Sejatinya tulisan ini adalah merupakan komentarku terhadap sebuah tulisan di mana pemilk blog-nya telah bertandang ke blog-ku dan meninggalkan komentar. Saat berbalas beranjang ke sana dan hendak meninggalkan komentar pula, rupanya aku mendapatkan kesulitan untuk login di tempanya. Sejak pertengahan Oktober hingga saat ini, masih juga belum bisa. Daripada tidak memberikan respon, ada baiknya tulisan tersebut ku-posting di blog sendiri dengan memberikan tautan terhadapnya.

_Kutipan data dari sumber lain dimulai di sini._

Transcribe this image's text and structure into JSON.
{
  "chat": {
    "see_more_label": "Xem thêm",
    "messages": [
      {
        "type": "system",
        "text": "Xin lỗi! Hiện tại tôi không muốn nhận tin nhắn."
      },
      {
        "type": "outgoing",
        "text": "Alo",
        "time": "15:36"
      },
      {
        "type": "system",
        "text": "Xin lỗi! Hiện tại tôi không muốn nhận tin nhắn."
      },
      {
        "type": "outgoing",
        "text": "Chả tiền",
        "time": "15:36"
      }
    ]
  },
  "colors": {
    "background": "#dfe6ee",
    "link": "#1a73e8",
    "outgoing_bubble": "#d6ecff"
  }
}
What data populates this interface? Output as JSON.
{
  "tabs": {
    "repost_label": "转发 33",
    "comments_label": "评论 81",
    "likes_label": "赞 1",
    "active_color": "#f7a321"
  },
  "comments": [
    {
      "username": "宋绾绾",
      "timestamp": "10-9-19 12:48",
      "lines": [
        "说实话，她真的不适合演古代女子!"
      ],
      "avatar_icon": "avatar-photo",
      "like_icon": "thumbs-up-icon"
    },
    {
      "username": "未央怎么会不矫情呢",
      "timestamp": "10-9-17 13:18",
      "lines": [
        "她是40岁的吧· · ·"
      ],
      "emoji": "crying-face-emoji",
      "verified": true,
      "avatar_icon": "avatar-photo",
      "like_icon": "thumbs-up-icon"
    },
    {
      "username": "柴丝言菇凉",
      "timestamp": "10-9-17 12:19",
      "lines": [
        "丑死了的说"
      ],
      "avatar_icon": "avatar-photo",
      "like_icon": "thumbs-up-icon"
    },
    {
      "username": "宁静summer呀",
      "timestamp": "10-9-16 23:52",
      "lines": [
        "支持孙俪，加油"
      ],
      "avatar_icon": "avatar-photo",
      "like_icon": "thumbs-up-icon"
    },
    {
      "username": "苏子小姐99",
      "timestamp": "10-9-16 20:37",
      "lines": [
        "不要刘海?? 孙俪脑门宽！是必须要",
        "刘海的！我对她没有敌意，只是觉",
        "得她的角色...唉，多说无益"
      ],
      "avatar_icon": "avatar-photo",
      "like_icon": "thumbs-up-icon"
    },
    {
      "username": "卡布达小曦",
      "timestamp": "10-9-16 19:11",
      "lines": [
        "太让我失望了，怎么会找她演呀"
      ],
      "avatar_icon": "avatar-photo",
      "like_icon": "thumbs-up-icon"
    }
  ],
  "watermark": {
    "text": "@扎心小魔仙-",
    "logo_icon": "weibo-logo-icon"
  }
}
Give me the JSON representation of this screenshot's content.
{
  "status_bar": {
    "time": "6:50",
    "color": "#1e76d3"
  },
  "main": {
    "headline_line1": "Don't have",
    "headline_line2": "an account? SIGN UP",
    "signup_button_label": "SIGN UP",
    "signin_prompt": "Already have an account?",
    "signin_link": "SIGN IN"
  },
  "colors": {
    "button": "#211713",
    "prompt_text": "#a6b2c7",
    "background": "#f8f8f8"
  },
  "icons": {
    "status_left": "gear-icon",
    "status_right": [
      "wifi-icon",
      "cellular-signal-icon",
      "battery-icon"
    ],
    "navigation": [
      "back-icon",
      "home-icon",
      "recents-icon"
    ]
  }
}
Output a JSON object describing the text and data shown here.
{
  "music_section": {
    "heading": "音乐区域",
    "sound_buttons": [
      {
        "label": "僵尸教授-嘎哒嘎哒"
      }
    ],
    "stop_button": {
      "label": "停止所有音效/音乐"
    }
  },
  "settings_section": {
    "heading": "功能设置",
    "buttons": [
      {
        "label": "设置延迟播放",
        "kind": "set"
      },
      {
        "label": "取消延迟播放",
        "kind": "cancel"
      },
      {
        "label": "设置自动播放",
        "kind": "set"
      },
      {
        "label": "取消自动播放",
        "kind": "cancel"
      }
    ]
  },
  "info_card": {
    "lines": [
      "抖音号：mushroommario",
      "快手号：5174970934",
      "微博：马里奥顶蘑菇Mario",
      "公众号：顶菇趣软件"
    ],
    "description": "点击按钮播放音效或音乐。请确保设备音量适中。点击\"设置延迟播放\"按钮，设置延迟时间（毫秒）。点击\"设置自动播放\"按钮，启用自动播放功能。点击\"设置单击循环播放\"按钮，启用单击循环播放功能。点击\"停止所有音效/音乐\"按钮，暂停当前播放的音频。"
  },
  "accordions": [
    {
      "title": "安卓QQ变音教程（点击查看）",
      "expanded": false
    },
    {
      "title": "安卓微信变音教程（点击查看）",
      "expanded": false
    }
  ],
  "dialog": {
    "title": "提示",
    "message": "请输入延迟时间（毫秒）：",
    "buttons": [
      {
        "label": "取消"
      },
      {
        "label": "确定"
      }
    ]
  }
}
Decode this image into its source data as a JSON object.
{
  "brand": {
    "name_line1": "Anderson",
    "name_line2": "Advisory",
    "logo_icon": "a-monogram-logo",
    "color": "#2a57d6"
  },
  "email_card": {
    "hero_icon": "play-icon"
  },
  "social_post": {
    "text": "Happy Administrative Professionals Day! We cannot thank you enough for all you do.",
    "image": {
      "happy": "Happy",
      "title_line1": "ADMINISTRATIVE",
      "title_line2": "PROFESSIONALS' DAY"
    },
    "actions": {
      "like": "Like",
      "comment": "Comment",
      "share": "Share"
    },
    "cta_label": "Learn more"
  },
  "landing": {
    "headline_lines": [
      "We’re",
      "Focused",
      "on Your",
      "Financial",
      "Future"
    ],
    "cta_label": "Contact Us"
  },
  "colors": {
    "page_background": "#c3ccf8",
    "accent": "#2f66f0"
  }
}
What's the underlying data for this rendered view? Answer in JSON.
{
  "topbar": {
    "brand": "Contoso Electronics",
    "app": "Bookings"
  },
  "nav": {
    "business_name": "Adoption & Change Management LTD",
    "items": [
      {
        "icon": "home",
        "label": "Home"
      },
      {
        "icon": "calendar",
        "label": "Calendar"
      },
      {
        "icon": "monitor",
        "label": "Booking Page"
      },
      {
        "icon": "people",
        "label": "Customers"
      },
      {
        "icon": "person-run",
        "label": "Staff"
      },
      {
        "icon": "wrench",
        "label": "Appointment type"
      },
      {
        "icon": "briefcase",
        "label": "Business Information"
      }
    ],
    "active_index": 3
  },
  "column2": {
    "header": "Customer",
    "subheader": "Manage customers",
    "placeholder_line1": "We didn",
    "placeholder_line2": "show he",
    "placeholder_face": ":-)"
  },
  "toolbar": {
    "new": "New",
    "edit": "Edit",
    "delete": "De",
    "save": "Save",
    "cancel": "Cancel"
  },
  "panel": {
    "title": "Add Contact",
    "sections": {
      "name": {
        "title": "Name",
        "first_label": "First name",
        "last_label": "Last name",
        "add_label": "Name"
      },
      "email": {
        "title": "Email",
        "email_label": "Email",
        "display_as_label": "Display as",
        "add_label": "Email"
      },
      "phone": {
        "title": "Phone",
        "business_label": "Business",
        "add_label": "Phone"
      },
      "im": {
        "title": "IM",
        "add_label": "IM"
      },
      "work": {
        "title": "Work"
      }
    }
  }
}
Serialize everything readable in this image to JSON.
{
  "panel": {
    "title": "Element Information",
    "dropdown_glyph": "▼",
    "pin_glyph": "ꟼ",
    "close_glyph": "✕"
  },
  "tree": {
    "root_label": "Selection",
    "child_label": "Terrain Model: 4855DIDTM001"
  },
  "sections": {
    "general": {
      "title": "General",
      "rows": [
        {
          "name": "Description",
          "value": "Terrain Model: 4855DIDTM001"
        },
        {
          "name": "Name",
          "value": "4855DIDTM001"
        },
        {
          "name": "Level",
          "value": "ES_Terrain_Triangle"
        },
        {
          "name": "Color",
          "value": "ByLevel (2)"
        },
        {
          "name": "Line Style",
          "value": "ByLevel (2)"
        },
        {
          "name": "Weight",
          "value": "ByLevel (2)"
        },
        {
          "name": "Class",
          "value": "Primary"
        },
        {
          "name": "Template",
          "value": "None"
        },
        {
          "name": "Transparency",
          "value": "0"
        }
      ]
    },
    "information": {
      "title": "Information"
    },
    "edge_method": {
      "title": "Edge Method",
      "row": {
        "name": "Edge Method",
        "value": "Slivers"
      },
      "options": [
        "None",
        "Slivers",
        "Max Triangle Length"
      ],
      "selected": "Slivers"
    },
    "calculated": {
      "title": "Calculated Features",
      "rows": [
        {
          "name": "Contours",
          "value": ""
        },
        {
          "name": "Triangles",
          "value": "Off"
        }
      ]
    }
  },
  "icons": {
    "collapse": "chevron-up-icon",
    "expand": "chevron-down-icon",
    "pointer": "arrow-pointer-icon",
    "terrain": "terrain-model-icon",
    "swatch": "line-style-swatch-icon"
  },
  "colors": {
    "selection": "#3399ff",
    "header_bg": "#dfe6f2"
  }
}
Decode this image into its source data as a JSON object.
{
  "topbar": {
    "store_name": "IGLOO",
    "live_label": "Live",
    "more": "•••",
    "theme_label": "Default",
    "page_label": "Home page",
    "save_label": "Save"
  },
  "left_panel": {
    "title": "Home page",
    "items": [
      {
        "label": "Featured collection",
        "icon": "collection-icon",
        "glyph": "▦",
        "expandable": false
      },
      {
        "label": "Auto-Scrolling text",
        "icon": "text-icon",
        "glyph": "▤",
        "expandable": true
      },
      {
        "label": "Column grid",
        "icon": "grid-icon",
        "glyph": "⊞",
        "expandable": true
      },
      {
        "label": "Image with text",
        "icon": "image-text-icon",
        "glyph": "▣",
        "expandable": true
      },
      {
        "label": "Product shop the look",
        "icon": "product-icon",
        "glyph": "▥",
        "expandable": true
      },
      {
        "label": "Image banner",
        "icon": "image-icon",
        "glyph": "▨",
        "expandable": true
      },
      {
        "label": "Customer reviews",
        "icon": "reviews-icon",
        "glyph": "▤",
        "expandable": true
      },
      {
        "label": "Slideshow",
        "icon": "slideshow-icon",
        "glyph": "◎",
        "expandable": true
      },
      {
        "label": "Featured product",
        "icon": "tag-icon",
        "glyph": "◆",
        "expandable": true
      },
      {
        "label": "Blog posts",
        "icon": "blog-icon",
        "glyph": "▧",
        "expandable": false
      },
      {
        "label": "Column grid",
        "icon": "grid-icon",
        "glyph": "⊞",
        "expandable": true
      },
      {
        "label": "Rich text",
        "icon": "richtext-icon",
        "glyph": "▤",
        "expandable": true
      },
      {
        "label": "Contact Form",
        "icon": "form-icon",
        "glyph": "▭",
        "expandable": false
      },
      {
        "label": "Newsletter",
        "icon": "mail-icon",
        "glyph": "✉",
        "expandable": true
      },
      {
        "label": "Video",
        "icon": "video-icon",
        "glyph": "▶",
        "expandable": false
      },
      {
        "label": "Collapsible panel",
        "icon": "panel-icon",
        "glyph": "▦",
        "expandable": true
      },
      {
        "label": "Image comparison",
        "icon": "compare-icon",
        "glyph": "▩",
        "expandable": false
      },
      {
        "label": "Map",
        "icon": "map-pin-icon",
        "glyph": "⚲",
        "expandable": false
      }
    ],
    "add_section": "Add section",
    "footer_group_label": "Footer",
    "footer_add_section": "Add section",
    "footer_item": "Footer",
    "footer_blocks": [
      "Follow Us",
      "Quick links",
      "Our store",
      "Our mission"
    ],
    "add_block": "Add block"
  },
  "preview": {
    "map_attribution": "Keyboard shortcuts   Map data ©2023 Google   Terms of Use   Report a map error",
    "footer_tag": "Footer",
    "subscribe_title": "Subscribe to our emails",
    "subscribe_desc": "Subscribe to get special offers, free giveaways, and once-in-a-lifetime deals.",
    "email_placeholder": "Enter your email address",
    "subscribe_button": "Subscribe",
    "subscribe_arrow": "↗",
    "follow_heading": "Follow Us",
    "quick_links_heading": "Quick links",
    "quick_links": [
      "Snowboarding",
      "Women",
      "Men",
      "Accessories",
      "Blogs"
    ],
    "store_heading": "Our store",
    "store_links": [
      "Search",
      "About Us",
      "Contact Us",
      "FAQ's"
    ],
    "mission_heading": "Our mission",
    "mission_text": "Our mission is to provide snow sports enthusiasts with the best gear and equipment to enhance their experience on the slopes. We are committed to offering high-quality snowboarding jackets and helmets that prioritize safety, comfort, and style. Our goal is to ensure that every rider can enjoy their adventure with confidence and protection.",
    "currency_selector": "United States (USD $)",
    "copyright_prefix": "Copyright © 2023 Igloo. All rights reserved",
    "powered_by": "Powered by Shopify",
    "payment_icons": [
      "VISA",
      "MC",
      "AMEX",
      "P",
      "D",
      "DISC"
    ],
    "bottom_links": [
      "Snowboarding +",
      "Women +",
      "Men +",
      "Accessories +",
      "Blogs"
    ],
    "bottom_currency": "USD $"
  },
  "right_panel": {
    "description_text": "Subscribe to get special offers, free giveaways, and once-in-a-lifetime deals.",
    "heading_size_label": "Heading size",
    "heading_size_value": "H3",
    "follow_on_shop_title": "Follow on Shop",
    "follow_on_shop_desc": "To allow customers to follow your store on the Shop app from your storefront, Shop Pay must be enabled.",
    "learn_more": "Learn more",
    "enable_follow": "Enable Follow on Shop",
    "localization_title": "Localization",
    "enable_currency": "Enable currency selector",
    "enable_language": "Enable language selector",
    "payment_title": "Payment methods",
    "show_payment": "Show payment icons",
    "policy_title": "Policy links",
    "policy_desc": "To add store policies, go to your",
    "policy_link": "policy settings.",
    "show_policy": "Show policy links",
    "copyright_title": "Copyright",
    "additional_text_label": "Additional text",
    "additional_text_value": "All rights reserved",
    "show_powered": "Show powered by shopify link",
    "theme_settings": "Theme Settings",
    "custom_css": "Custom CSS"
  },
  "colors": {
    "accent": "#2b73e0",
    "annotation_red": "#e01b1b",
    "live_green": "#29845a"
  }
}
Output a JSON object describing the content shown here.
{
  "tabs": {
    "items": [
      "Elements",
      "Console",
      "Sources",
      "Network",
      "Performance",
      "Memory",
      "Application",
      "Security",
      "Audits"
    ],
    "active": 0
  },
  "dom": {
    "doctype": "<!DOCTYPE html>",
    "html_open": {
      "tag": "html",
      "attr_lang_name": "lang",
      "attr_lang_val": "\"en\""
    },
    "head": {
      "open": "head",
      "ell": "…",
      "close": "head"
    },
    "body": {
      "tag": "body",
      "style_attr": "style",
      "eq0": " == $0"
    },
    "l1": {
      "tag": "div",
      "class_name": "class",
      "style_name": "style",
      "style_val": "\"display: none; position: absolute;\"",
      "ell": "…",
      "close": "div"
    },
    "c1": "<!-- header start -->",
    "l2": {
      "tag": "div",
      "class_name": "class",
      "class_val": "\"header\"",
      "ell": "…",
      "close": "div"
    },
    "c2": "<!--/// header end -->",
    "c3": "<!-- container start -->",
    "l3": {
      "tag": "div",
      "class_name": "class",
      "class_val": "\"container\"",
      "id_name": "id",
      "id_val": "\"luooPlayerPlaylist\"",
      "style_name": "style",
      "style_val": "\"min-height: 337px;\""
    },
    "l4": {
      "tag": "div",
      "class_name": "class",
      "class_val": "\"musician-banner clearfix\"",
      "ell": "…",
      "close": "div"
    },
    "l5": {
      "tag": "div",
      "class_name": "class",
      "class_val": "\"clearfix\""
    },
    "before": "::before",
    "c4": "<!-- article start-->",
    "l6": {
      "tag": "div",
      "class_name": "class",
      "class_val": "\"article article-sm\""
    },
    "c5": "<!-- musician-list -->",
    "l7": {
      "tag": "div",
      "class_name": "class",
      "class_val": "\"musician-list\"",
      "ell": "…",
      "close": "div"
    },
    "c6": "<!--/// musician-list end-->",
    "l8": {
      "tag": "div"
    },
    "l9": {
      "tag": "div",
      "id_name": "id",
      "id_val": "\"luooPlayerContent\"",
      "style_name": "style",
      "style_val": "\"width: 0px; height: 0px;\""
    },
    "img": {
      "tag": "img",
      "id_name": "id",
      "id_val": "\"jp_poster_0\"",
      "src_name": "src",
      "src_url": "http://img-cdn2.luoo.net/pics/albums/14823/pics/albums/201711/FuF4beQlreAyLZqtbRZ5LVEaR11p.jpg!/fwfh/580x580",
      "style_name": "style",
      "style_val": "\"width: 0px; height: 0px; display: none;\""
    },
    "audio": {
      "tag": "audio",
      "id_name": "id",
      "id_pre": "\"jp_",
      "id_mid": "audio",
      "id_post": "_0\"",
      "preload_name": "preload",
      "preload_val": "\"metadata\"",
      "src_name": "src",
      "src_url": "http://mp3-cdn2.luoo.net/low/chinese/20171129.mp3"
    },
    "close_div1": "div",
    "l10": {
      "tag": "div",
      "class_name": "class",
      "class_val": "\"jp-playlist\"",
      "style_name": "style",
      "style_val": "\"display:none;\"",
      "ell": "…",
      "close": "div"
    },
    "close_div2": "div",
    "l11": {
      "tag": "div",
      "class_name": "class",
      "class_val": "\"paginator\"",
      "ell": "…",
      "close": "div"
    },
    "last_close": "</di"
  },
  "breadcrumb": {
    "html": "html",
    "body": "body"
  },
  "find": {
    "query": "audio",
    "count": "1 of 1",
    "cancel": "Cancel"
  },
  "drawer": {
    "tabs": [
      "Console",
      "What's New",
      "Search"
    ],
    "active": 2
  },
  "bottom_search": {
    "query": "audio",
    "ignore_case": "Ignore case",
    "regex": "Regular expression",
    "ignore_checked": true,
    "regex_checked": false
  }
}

Maka beginilah tulisan yang sejatinya merupakan komentar itu:

Membaca tulisan ini, aku jadi teringat saat SD dulu.

Waktu itu Presiden Soeharto hendak ke Bandung. Salah satu jalan yang hendak dilewati adalah Jalan Merdeka, persis melewati SD-ku. SD Banjarsari.

Guru-guru di sekolah mengharuskan anak-anak membuat bendera kecil di rumah, agar besok saat rombongan presiden lewat, kami diminta berbaris di trotoar depan pagar sekolah, dan melambai-lambaikan bendera menyambut rombongan presiden.

Esok harinya, bukan hanya setangkai bendera yang kubawa, tapi beberapa tangkai sengaja kubuat dan kubawa dari rumah. Karena aku yakin: pasti ada yang tidak bikin dan tidak bawa.

Bendera-bendera itu kujual. Seperti dugaanku: ternyata memang banyak yang beli. Aku girang sekali. Setelah bendera-bendera habis terjual, kusisakan satu untukku sendiri. Kusimpan di bawah meja, di sudut laci.

Setelah istirahat, tidak berapa lama rombongan presiden pun hendak lewat. Seluruh murid diminta segera ke luar kelas, berbaris di trotoar depan pagar sekolah, membawa bendera.

Dengan cepat aku menuju mejaku, merogoh laci di mana aku menyimpan setangkai bendera yang kusisakan untuk diriku sendiri. Tapi apa yang terjadi? Olala!! Ternyata bendera itu telah raib!! Tidak ada!! Kucari kemana-mana, tetap tidak ada! Aku kalut! Sementara panggilan guru-guru sudah makin lantang untuk segera berbaris di trotoar depan sekolah. Rasanya aku geram sekali saat itu.

Akhirnya dengan langkah gontai aku menuju ke sana. Tapi di sana, bukannya memandangi rombongan presiden lewat, melainkan menyaksikan sorak dan tawa kawan-kawanku yang melambai-lambaikan bendera bikinanku. Bendera bikinanku!

Aku hanya tersenyum kecut saat itu. Akhirnya rombongan presiden pun berlalu. Menyisakan sirene yang meraung-raung di kejauhan.

Setelah dewasa, aku suka geli kalau mengingat kejadian itu. Betapa naifnya.

Dan ketika membaca tulisan ini, ingatanku jadi terlempar ke kejadian bodoh puluhan tahun lalu itu.